With the exit of Pepsico, several organizations procure the seaweed from the farmers and then export it overseas. Abhiram Seth’s AquAgri dominates the market. Before the seaweed farms moved from Pepsico to AquAgri, PepsiCo India Holdings Private Ltd had paid a sum of ₹3.7 million to the Tamil Nadu Biodiversity Board—to access the exotic Kappaphycus alvarezii—as part of access and benefit sharing.

For farmers, this remains arduous work, with little support. Sometimes, they have found NGOs helping out with training or personal protection equipment, like hats. “Like the ones they wear in movies, with ropes hanging on each side,” says Mutha. 

The last time they got those hats was 10 years ago. “They are torn now.” 

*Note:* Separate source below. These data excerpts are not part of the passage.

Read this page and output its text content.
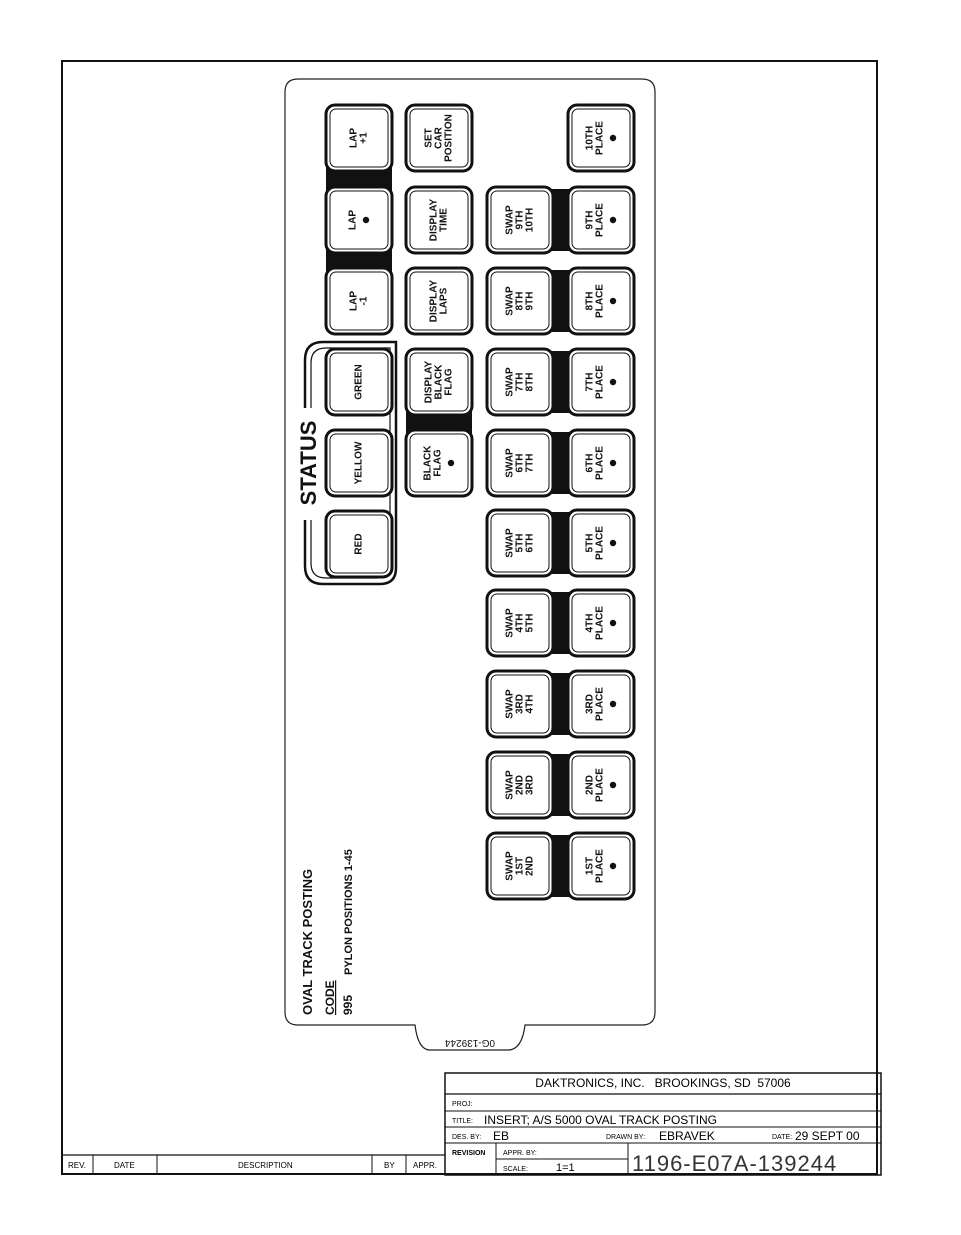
STATUS
LAP +1
LAP
LAP -1
GREEN
YELLOW
RED
SET CAR POSITION
DISPLAY TIME
DISPLAY LAPS
DISPLAY BLACK FLAG
BLACK FLAG
SWAP 1ST 2ND
SWAP 2ND 3RD
SWAP 3RD 4TH
SWAP 4TH 5TH
SWAP 5TH 6TH
SWAP 6TH 7TH
SWAP 7TH 8TH
SWAP 8TH 9TH
SWAP 9TH 10TH
1ST PLACE
2ND PLACE
3RD PLACE
4TH PLACE
5TH PLACE
6TH PLACE
7TH PLACE
8TH PLACE
9TH PLACE
10TH PLACE
OVAL TRACK POSTING CODE 995
PYLON POSITIONS 1-45
0G-139244
REV.	DATE	DESCRIPTION	BY APPR.
DAKTRONICS, INC.   BROOKINGS, SD  57006
PROJ:
TITLE: INSERT; A/S 5000 OVAL TRACK POSTING
DES. BY: EB	DRAWN BY: EBRAVEK	DATE: 29 SEPT 00
REVISION	APPR. BY:
SCALE:	1=1	1196-E07A-139244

The locals have devised solutions for their work hazards. A red piece of cloth protects Mutha’s head from the sizzling summer sun, an oversized shirt protects her from the bites of sonapuchi—a small hair-like insect that often bites and leaves behind scratches, irritation and white spots. “Some say it’s poisonous, but not for us,” she says

Her hands are heavy, with rags wrapped around her fingers, held together by plastic rubber bands of red, black and blue. “The fingers often get blistered while working on the weeds. Sometimes the fingers bleed at night. Cooking is a hard task, but eating is harder. When you plunge these fingers in hot rice, it stings,” she says.

Other farmers from nearby villages—Radha from Sambai village and Murugeshan from nearby Mandapam—began pasi farming like Mutha in the early 2000s. It provided a decent livelihood, encouraging them to get out of fishing, which is no longer a reliable income support.

A combination of factors like overfishing, pollution, introduction of mechanized boats, subsidies and climate change had led to a fall in the fish population in the sea. In 1992-93, the CMFRI reported over 2.2 million tonnes of fish catch, which fell to 0.6 million tonnes by 2013-14. Neither Radha nor Murugeshan farms seaweed any more. Radha has ventured into the more lucrative octopus farming and Murugeshan has gone back to fishing trawlers.

The road ahead

According to CSMCRI, farmers and businessmen, the import of a new germplasm—a new fragment of seaweed from one of the countries where it is found in abundance—is imperative to keep the business alive. Other Asian countries like the Philippines, Indonesia, Vietnam, and Malaysia are the leading producers of carrageenan-filled Kappaphycus in the world. “Boundaries are political, they are not environmental. The government needs to allow cultivation in the Gulf of Mannar, and allow import of fresh germplasm from countries like Indonesia and Philippines,” says AquAgri’s Seth. 

The import has not been allowed by the ministry of environment, forest and climate change (MoEFCC) yet, although industries are coming up with proposals for large-scale production of seaweed near Gulf of Mannar. Mint sent several queries to the MoEFCC and the ministry of agriculture and farmers’ welfare, but the government did not respond to the questions. While the economic value of seaweed is beyond doubt, the evidence that it is safe for the ecosystem is still not clear. 

For Mutha, there is little to be done except wait for the tide to turn on Pepsi pasi. The only hope she has right now is for the prices of the seaweed to go up or for her son to secure a better job.